(5as) Developing the Link Between Atomic Level Structure and Macroscopic Properties | AIChE

(5as) Developing the Link Between Atomic Level Structure and Macroscopic Properties


Hinojosa, Jr., J. - Presenter, University of Florida

Continuous advancements in computational power and efficiency have significantly expanded the system sizes that may be simulated using high accuracy quantum mechanical calculations. I have used density function theory (DFT) to provide further insight into two areas of interest in modern day chemical engineering, electronics and surface chemistry. In particular, I have focused on understanding the role atomic structure plays within the pyrochlore systems (A2B2O7), which have received significant attention for use in high-permittivity dielectrics, capacitors, and high-frequency filter applications. The highly flexible structure allows for incorporation of a wide selection of A and B cations. There is a need to understand the effect of local atomic structure and dynamics on the macroscopic properties to enable rational design within the large range of possible chemical compositions.
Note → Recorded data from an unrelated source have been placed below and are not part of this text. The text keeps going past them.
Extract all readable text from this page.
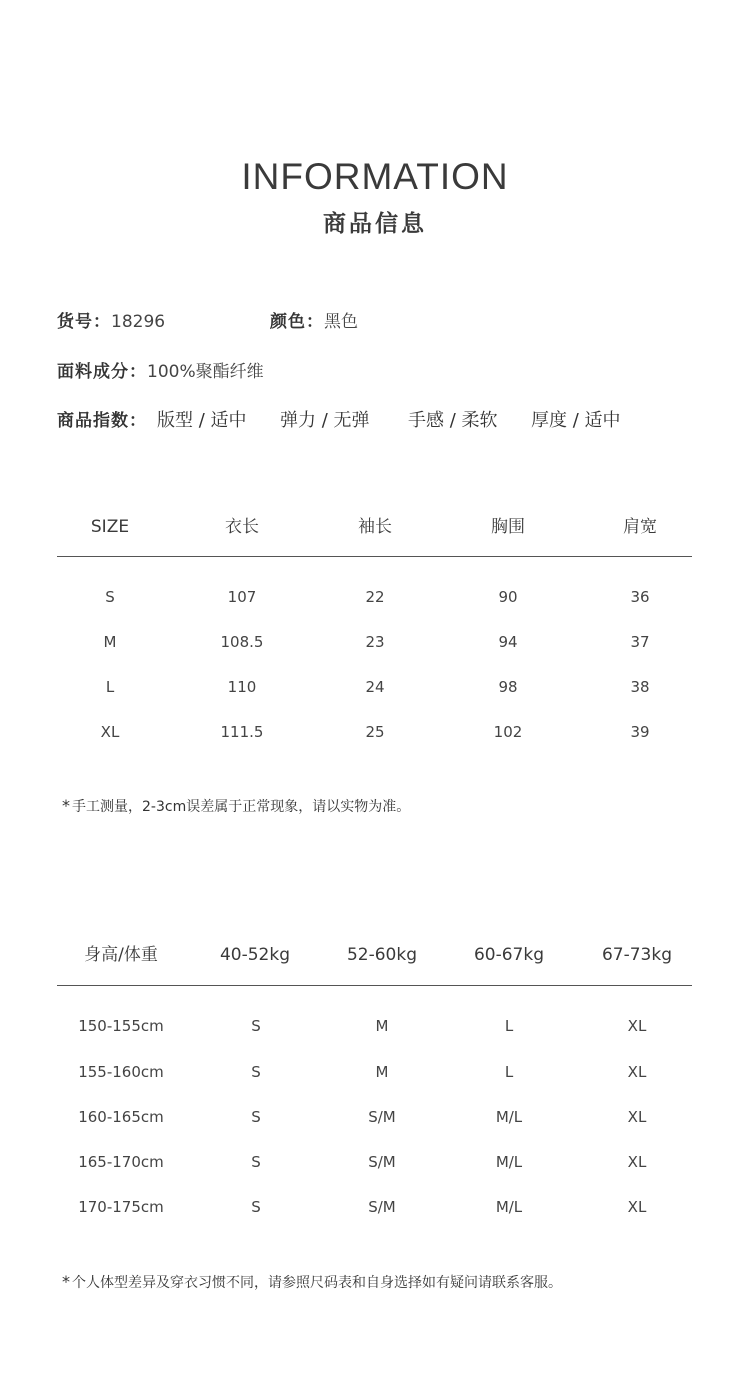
INFORMATION
商品信息
货号：18296	颜色：黑色
面料成分：100%聚酯纤维
商品指数： 版型 / 适中 弹力 / 无弹 手感 / 柔软 厚度 / 适中
SIZE	衣长	袖长	胸围	肩宽
S	107	22	90	36
M	108.5	23	94	37
L	110	24	98	38
XL	111.5	25	102	39
* 手工测量，2-3cm误差属于正常现象，请以实物为准。
身高/体重	40-52kg	52-60kg	60-67kg	67-73kg
150-155cm	S	M	L	XL
155-160cm	S	M	L	XL
160-165cm	S	S/M	M/L	XL
165-170cm	S	S/M	M/L	XL
170-175cm	S	S/M	M/L	XL
* 个人体型差异及穿衣习惯不同，请参照尺码表和自身选择如有疑问请联系客服。
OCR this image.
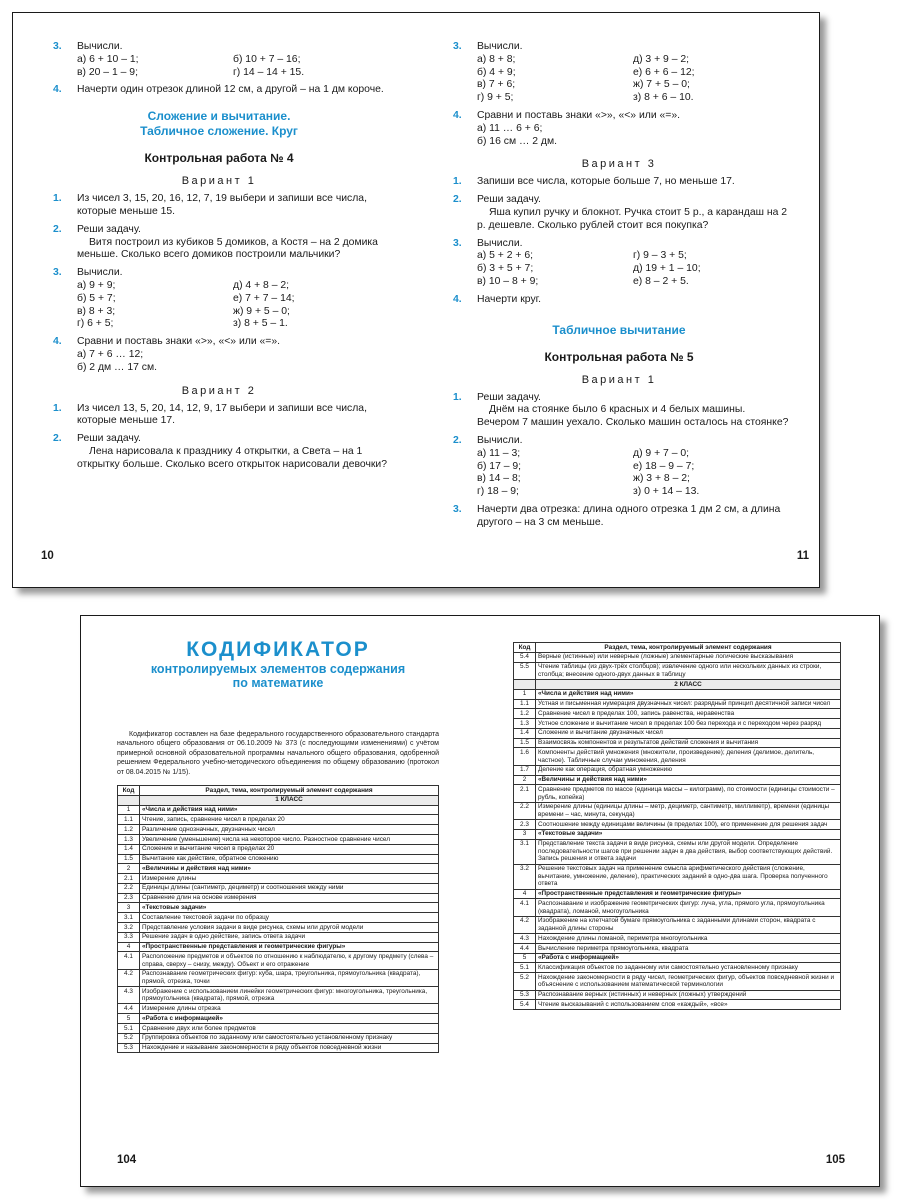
3. Вычисли.
а) 6 + 10 – 1;	б) 10 + 7 – 16;
в) 20 – 1 – 9;	г) 14 – 14 + 15.
4. Начерти один отрезок длиной 12 см, а другой – на 1 дм короче.
Сложение и вычитание.
Табличное сложение. Круг
Контрольная работа № 4
Вариант 1
1. Из чисел 3, 15, 20, 16, 12, 7, 19 выбери и запиши все числа, которые меньше 15.
2. Реши задачу.
Витя построил из кубиков 5 домиков, а Костя – на 2 домика меньше. Сколько всего домиков построили мальчики?
3. Вычисли.
а) 9 + 9;	д) 4 + 8 – 2;
б) 5 + 7;	е) 7 + 7 – 14;
в) 8 + 3;	ж) 9 + 5 – 0;
г) 6 + 5;	з) 8 + 5 – 1.
4. Сравни и поставь знаки «>», «<» или «=».
а) 7 + 6 … 12;
б) 2 дм … 17 см.
Вариант 2
1. Из чисел 13, 5, 20, 14, 12, 9, 17 выбери и запиши все числа, которые меньше 17.
2. Реши задачу.
Лена нарисовала к празднику 4 открытки, а Света – на 1 открытку больше. Сколько всего открыток нарисовали девочки?
10
3. Вычисли.
а) 8 + 8;	д) 3 + 9 – 2;
б) 4 + 9;	е) 6 + 6 – 12;
в) 7 + 6;	ж) 7 + 5 – 0;
г) 9 + 5;	з) 8 + 6 – 10.
4. Сравни и поставь знаки «>», «<» или «=».
а) 11 … 6 + 6;
б) 16 см … 2 дм.
Вариант 3
1. Запиши все числа, которые больше 7, но меньше 17.
2. Реши задачу.
Яша купил ручку и блокнот. Ручка стоит 5 р., а карандаш на 2 р. дешевле. Сколько рублей стоит вся покупка?
3. Вычисли.
а) 5 + 2 + 6;	г) 9 – 3 + 5;
б) 3 + 5 + 7;	д) 19 + 1 – 10;
в) 10 – 8 + 9;	е) 8 – 2 + 5.
4. Начерти круг.
Табличное вычитание
Контрольная работа № 5
Вариант 1
1. Реши задачу.
Днём на стоянке было 6 красных и 4 белых машины. Вечером 7 машин уехало. Сколько машин осталось на стоянке?
2. Вычисли.
а) 11 – 3;	д) 9 + 7 – 0;
б) 17 – 9;	е) 18 – 9 – 7;
в) 14 – 8;	ж) 3 + 8 – 2;
г) 18 – 9;	з) 0 + 14 – 13.
3. Начерти два отрезка: длина одного отрезка 1 дм 2 см, а длина другого – на 3 см меньше.
11
КОДИФИКАТОР
контролируемых элементов содержания
по математике
Кодификатор составлен на базе федерального государственного образовательного стандарта начального общего образования от 06.10.2009 № 373 (с последующими изменениями) с учётом примерной основной образовательной программы начального общего образования, одобренной решением Федерального учебно-методического объединения по общему образованию (протокол от 08.04.2015 № 1/15).
Код	Раздел, тема, контролируемый элемент содержания
	1 КЛАСС
1	«Числа и действия над ними»
1.1	Чтение, запись, сравнение чисел в пределах 20
1.2	Различение однозначных, двузначных чисел
1.3	Увеличение (уменьшение) числа на некоторое число. Разностное сравнение чисел
1.4	Сложение и вычитание чисел в пределах 20
1.5	Вычитание как действие, обратное сложению
2	«Величины и действия над ними»
2.1	Измерение длины
2.2	Единицы длины (сантиметр, дециметр) и соотношения между ними
2.3	Сравнение длин на основе измерения
3	«Текстовые задачи»
3.1	Составление текстовой задачи по образцу
3.2	Представление условия задачи в виде рисунка, схемы или другой модели
3.3	Решение задач в одно действие, запись ответа задачи
4	«Пространственные представления и геометрические фигуры»
4.1	Расположение предметов и объектов по отношению к наблюдателю, к другому предмету (слева – справа, сверху – снизу, между). Объект и его отражение
4.2	Распознавание геометрических фигур: куба, шара, треугольника, прямоугольника (квадрата), прямой, отрезка, точки
4.3	Изображение с использованием линейки геометрических фигур: многоугольника, треугольника, прямоугольника (квадрата), прямой, отрезка
4.4	Измерение длины отрезка
5	«Работа с информацией»
5.1	Сравнение двух или более предметов
5.2	Группировка объектов по заданному или самостоятельно установленному признаку
5.3	Нахождение и называние закономерности в ряду объектов повседневной жизни
104
Код	Раздел, тема, контролируемый элемент содержания
5.4	Верные (истинные) или неверные (ложные) элементарные логические высказывания
5.5	Чтение таблицы (из двух-трёх столбцов); извлечение одного или нескольких данных из строки, столбца; внесение одного-двух данных в таблицу
	2 КЛАСС
1	«Числа и действия над ними»
1.1	Устная и письменная нумерация двузначных чисел: разрядный принцип десятичной записи чисел
1.2	Сравнение чисел в пределах 100, запись равенства, неравенства
1.3	Устное сложение и вычитание чисел в пределах 100 без перехода и с переходом через разряд
1.4	Сложение и вычитание двузначных чисел
1.5	Взаимосвязь компонентов и результатов действий сложения и вычитания
1.6	Компоненты действий умножения (множители, произведение); деления (делимое, делитель, частное). Табличные случаи умножения, деления
1.7	Деление как операция, обратная умножению
2	«Величины и действия над ними»
2.1	Сравнение предметов по массе (единица массы – килограмм), по стоимости (единицы стоимости – рубль, копейка)
2.2	Измерение длины (единицы длины – метр, дециметр, сантиметр, миллиметр), времени (единицы времени – час, минута, секунда)
2.3	Соотношение между единицами величины (в пределах 100), его применение для решения задач
3	«Текстовые задачи»
3.1	Представление текста задачи в виде рисунка, схемы или другой модели. Определение последовательности шагов при решении задач в два действия, выбор соответствующих действий. Запись решения и ответа задачи
3.2	Решение текстовых задач на применение смысла арифметического действия (сложение, вычитание, умножение, деление), практических заданий в одно-два шага. Проверка полученного ответа
4	«Пространственные представления и геометрические фигуры»
4.1	Распознавание и изображение геометрических фигур: луча, угла, прямого угла, прямоугольника (квадрата), ломаной, многоугольника
4.2	Изображение на клетчатой бумаге прямоугольника с заданными длинами сторон, квадрата с заданной длины стороны
4.3	Нахождение длины ломаной, периметра многоугольника
4.4	Вычисление периметра прямоугольника, квадрата
5	«Работа с информацией»
5.1	Классификация объектов по заданному или самостоятельно установленному признаку
5.2	Нахождение закономерности в ряду чисел, геометрических фигур, объектов повседневной жизни и объяснение с использованием математической терминологии
5.3	Распознавание верных (истинных) и неверных (ложных) утверждений
5.4	Чтение высказываний с использованием слов «каждый», «все»
105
Through DFT, I have explained the development of atomic displacements within bismuth titanate (Bi2B4+2O7) and examined the role of chemical substitutions on the local geometric and electronic structure within more technologically relevant bismuth pyrochlores such as Bi3/2M2+Nb3/2O7 and Bi3/2M2+Ta3/2O7 with M2+ = Zn, Mg. I have connected my DFT results with available experimental data to provide further explanation of the role atomic substitutions and structure on the material properties.

My other area of interest is surface chemistry. I have collaborated with Dr. Jason Weaver's experimental group in the investigation of adsorption of simple molecules on polar and non-polar surfaces of SrTiO3. Specifically, I have examined the role of surface termination and coverage on the favorability of molecular and dissociative adsorption of NH3 and H2O. These two molecules serve as simple analogs of a broad range of alcohol and amine reactions that can occur on the oxide surface. The goal of the computational study is to map the effect of local surface structure on the adsorption and reactive behavior observed in ultrahigh vacuum surface science experiments. These two areas of interest have provided an opportunity to simultaneously understand the underlying principles of condensed matter physics and surface science and to collaborate directly with experimentalists within these areas.